L’élément physique, qui peut être soit un geste, soit l’absence de geste, est appelé actus reus ou acte coupable. Il ne peut y avoir d’acte coupable à moins qu’un geste soit le résultat d’une décision ou d’un choix arrêté; autrement dit, il y doit y avoir la volonté de poser un geste, que l’accusé sache ou non que ce geste est interdit par la loi 4.

Elle doit ensuite prouver que l’accusé a commis l’acte qui lui est reproché de manière intentionnelle ou du moins insouciante 5 (c’est ce qu’on appelle la mens rea 6). Il s’agit en fait d’établir l’intention criminelle. En common law, la notion d’« intention » repose sur le principe voulant qu’il ne peut y avoir de responsabilité criminelle sans faute criminelle.

1.2 Historique de l’article 33.1 du Code criminel

1.2.1 R. c. Daviault (1994)

En 1994, la CSC a rendu sa décision dans l’affaire Daviault. M. Daviault était accusé d’avoir agressé sexuellement une femme âgée. Dans cette affaire, la défense avait présenté une preuve d’expert pour démontrer qu’une personne qui aurait consommé la même quantité d’alcool qu’avait ingérée M. Daviault le jour de l’agression

pouvait agir sous le coup de « l’amnésie‑automatisme », aussi connue sous le nom de « blackout ». La personne qui se trouve dans cet état perd contact avec la réalité et son cerveau cesse temporairement de fonctionner normalement. Cette personne n’a aucune conscience de ses actes à ce moment et risque de ne pas s’en souvenir le lendemain 7.

La CSC devait établir si l’état d’intoxication extrême voisin de l’automatisme ou de l’aliénation mentale pouvait être invoqué comme moyen de défense dans le cas d’une infraction d’intention générale 8, comme l’agression sexuelle.

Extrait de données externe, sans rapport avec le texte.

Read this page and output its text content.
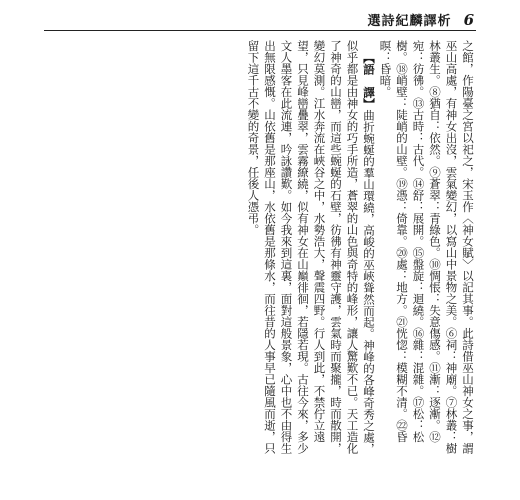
選詩紀麟譯析 6

之館，作陽臺之宮以祀之，宋玉作〈神女賦〉以記其事。此詩借巫山神女之事，謂巫山高處，有神女出沒，雲氣變幻，以寫山中景物之美。⑥祠：神廟。⑦林叢：樹林叢生。⑧猶自：依然。⑨蒼翠：青綠色。⑩惆悵：失意傷感。⑪漸：逐漸。⑫宛：彷彿。⑬古時：古代。⑭舒：展開。⑮盤旋：迴繞。⑯雜：混雜。⑰松：松樹。⑱峭壁：陡峭的山壁。⑲憑：倚靠。⑳處：地方。㉑恍惚：模糊不清。㉒昏暝：昏暗。

【語　譯】曲折蜿蜒的羣山環繞，高峻的巫峽聳然而起。神峰的各峰奇秀之處，似乎都是由神女的巧手所造，蒼翠的山色與奇特的峰形，讓人驚歎不已。天工造化了神奇的山巒，而這些蜿蜒的石壁，彷彿有神靈守護，雲氣時而聚攏，時而散開，變幻莫測。江水奔流在峽谷之中，水勢浩大，聲震四野。行人到此，不禁佇立遠望，只見峰巒疊翠，雲霧繚繞，似有神女在山巔徘徊，若隱若現。古往今來，多少文人墨客在此流連，吟詠讚歎。如今我來到這裏，面對這般景象，心中也不由得生出無限感慨。山依舊是那座山，水依舊是那條水，而往昔的人事早已隨風而逝，只留下這千古不變的奇景，任後人憑弔。
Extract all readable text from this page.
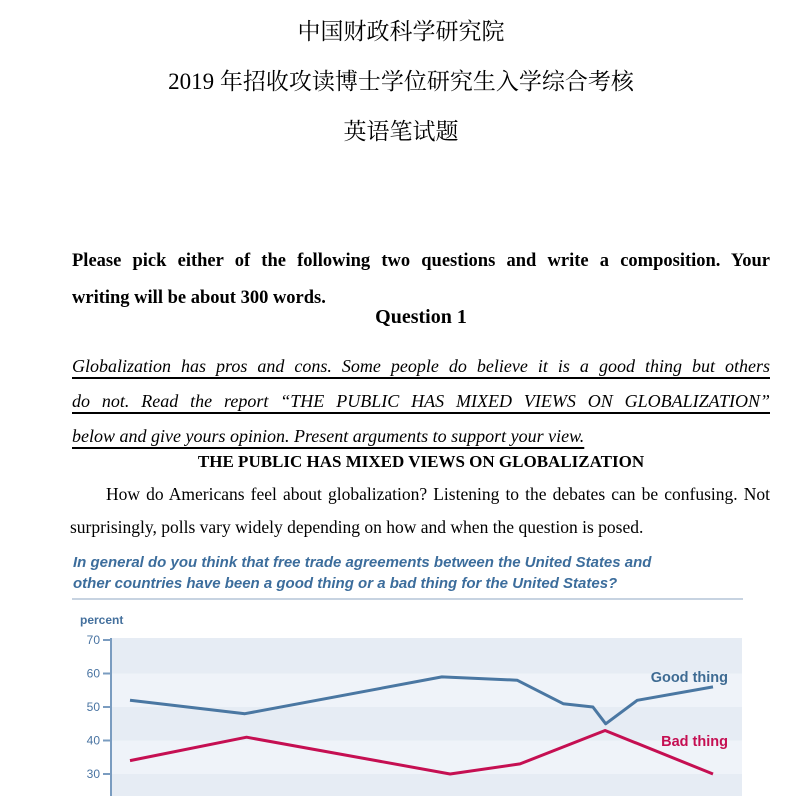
中国财政科学研究院
2019 年招收攻读博士学位研究生入学综合考核
英语笔试题
Please pick either of the following two questions and write a composition. Your
writing will be about 300 words.
Question 1
Globalization has pros and cons. Some people do believe it is a good thing but others
do not. Read the report “THE PUBLIC HAS MIXED VIEWS ON GLOBALIZATION”
below and give yours opinion. Present arguments to support your view.
THE PUBLIC HAS MIXED VIEWS ON GLOBALIZATION
How do Americans feel about globalization? Listening to the debates can be confusing. Not
surprisingly, polls vary widely depending on how and when the question is posed.
In general do you think that free trade agreements between the United States and
other countries have been a good thing or a bad thing for the United States?
percent
70
60
50
40
30
Good thing
Bad thing
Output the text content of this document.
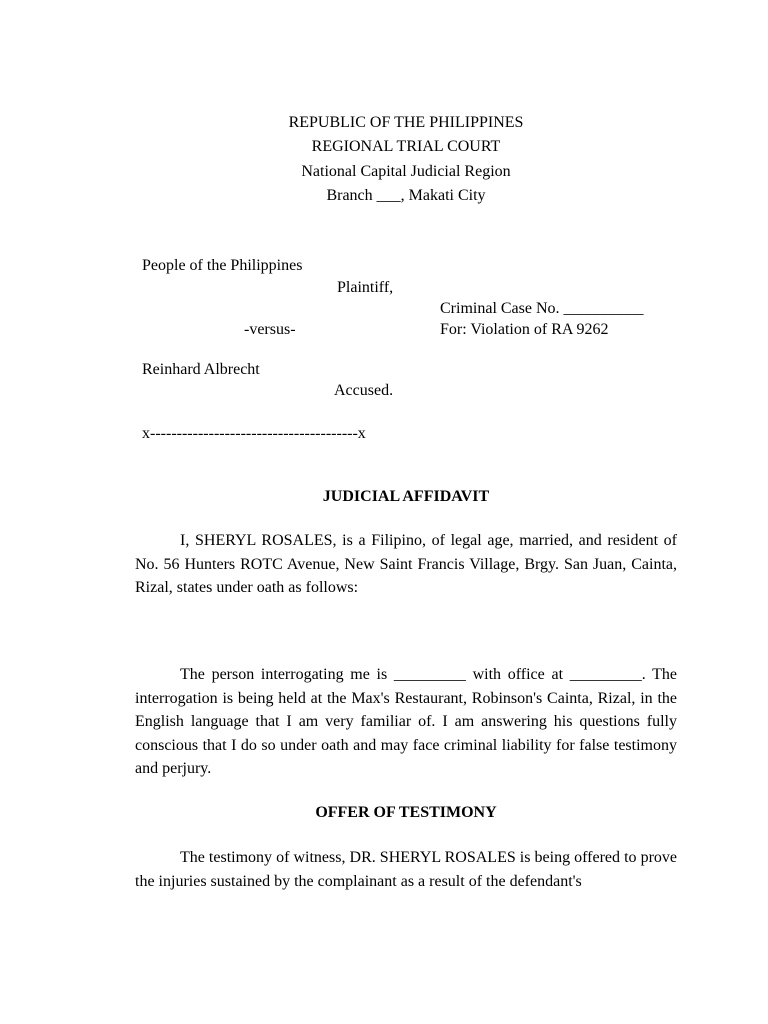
REPUBLIC OF THE PHILIPPINES
REGIONAL TRIAL COURT
National Capital Judicial Region
Branch ___, Makati City
People of the Philippines
Plaintiff,
Criminal Case No. __________
-versus-	For: Violation of RA 9262
Reinhard Albrecht
Accused.
x---------------------------------------x
JUDICIAL AFFIDAVIT
I, SHERYL ROSALES, is a Filipino, of legal age, married, and resident of No. 56 Hunters ROTC Avenue, New Saint Francis Village, Brgy. San Juan, Cainta, Rizal, states under oath as follows:
The person interrogating me is _________ with office at _________. The interrogation is being held at the Max's Restaurant, Robinson's Cainta, Rizal, in the English language that I am very familiar of. I am answering his questions fully conscious that I do so under oath and may face criminal liability for false testimony and perjury.
OFFER OF TESTIMONY
The testimony of witness, DR. SHERYL ROSALES is being offered to prove the injuries sustained by the complainant as a result of the defendant's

La CSC a modifié la règle de common law énoncée dans l’arrêt Leary 9, selon laquelle l’intoxication ne peut constituer un moyen de défense contre les infractions d’intention générale. En fait, la CSC a conclu que l’application stricte de cette règle de common law enfreignait l’article 7 et l’alinéa 11d) de la Charte 10. L’article 7 prévoit que « [c]hacun a droit à la vie, à la liberté et à la sécurité de sa personne [et qu’]il ne peut être porté atteinte à ce droit qu’en conformité avec les principes de justice fondamentale ». L’alinéa 11d), de son côté, prévoit que tout inculpé a le droit « d’être présumé innocent tant qu’il n’est pas déclaré coupable, conformément à la loi, par un tribunal indépendant et impartial à l’issue d’un procès public et équitable ».

La CSC a ainsi établi une exception et conclu que le moyen de défense fondé sur l’automatisme pouvait être invoqué pour soulever un doute raisonnable. Autrement dit, une personne accusée d’une infraction d’intention générale peut établir qu’au moment de l’infraction, elle était dans un état d’intoxication extrême voisin de l’automatisme. La CSC a conclu qu’il incombait à l’accusé d’établir, selon la prépondérance des probabilités, qu’il était dans un état d’intoxication extrême voisin de l’automatisme, ce qui suppose le recours au témoignage d’un expert 11.

La CSC avait, entre autres, justifié l’établissement de cette exception en soulignant qu’elle visait un « état qui rend l’accusé incapable d’accomplir un acte voulu ou de former l’intention minimale requise pour qu’il y ait infraction d’intention générale 12 ». La CSC a rappelé que

[l’]aspect moral d’une infraction est reconnu depuis longtemps comme faisant partie intégrante du crime, et le fait de l’éliminer entraînerait pour l’accusé un déni de justice fondamentale. L’élément moral peut être minimal dans les infractions d’intention générale 13.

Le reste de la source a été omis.